Paolo Galassi è il presidente di Confapi, la confederazione delle pmi manifatturiere, ma è soprattutto imprenditore di quarta generazione, nel settore chimico e metalmeccanico. E ha diversi sassolini da togliersi dalle scarpe: «Le aziende che hanno fatto innovazione sono penalizzate dalle tasse e dal costo della manodopera, che per un’impresa che ha dieci o quindici dipendenti pesa di più rispetto alle grandi aziende. E se chi è orientato soprattutto all’export si difende, chi lavora per il mercato interno non ha scampo, perché il consumatore italiano ha perso potere d’acquisto e ha un obiettivo solo: spendere meno possibile». Lo dimostra la crisi dei negozi tradizionali, soppiantati dalla concorrenza cinese a basso costo.

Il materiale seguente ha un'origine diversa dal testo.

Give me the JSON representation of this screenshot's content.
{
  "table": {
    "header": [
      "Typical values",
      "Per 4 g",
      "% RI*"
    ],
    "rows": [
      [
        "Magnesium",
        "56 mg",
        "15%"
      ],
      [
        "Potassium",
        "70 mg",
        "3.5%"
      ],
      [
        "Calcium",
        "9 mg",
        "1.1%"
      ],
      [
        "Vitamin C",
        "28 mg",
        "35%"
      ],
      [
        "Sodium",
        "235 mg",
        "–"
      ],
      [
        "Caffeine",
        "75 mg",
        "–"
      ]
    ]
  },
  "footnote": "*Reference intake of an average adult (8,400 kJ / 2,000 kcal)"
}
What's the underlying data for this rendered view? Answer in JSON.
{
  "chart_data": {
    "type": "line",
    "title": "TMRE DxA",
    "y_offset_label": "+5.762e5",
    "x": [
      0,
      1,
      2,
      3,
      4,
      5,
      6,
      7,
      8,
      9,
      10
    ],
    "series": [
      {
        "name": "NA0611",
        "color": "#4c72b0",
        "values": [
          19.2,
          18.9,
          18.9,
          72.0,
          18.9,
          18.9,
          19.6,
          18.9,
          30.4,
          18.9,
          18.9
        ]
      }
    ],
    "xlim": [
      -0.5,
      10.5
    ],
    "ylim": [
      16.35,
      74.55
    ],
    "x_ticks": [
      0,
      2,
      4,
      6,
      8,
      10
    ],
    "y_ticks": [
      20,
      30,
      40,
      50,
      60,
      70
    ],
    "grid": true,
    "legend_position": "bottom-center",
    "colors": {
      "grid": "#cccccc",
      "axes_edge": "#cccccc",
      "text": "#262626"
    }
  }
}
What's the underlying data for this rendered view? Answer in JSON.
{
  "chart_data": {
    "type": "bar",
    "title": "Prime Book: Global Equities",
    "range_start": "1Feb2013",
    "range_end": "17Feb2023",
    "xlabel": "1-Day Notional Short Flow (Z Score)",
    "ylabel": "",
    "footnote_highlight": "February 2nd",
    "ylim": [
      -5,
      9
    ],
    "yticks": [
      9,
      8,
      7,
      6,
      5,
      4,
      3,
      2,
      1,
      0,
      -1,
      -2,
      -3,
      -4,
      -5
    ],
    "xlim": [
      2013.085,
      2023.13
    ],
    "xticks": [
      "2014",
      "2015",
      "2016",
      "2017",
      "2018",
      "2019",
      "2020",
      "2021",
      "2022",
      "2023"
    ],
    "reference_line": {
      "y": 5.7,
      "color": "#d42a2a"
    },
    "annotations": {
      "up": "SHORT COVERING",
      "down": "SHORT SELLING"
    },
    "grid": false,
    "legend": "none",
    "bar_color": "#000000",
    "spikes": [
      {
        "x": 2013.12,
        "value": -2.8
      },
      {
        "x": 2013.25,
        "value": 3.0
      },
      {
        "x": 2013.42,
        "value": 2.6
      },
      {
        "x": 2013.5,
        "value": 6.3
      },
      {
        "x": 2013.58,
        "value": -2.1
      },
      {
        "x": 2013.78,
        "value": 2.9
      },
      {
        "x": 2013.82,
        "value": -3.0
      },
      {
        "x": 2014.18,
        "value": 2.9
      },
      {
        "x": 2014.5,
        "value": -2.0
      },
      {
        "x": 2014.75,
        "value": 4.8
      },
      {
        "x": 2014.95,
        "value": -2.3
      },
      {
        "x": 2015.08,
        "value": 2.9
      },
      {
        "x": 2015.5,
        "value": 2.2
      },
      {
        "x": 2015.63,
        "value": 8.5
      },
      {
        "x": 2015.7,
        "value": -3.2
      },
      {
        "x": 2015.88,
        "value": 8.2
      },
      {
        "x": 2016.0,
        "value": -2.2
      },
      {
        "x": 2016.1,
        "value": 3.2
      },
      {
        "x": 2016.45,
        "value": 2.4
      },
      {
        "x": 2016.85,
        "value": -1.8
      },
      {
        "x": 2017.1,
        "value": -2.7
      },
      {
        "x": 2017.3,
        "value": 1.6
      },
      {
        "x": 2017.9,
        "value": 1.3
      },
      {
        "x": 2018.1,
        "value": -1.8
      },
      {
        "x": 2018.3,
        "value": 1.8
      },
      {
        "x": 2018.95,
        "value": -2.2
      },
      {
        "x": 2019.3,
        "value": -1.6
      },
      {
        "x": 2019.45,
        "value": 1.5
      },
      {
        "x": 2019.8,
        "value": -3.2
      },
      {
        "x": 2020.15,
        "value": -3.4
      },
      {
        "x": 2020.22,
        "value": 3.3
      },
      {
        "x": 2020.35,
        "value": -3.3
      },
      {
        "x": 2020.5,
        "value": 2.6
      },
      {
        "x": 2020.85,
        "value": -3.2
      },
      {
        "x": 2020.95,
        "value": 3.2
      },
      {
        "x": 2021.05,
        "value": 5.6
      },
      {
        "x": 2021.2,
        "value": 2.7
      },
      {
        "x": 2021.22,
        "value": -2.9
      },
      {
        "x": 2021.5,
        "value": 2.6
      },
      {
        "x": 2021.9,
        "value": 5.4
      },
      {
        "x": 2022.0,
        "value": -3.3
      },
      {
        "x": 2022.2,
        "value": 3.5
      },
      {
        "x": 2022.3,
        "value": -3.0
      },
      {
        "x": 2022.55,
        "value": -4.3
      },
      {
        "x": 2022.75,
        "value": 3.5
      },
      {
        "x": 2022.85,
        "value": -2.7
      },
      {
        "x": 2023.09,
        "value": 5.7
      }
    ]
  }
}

«Di questo, la riforma non tiene conto - commenta Galassi - Va bene estendere a tutti i settori produttivi la contribuzione per gli ammortizzatori sociali, perché se siamo in tanti a pagare spenderemo meno, almeno spero: ma se non si aumenta il Pil le imprese muoiono. Tant’è vero che il 53% dei nostri associati teme di dover licenziare. Il governo ha difeso l’Italia in Europa dall’emergenza finanziaria, ma adesso le risorse vanno date al mondo del lavoro».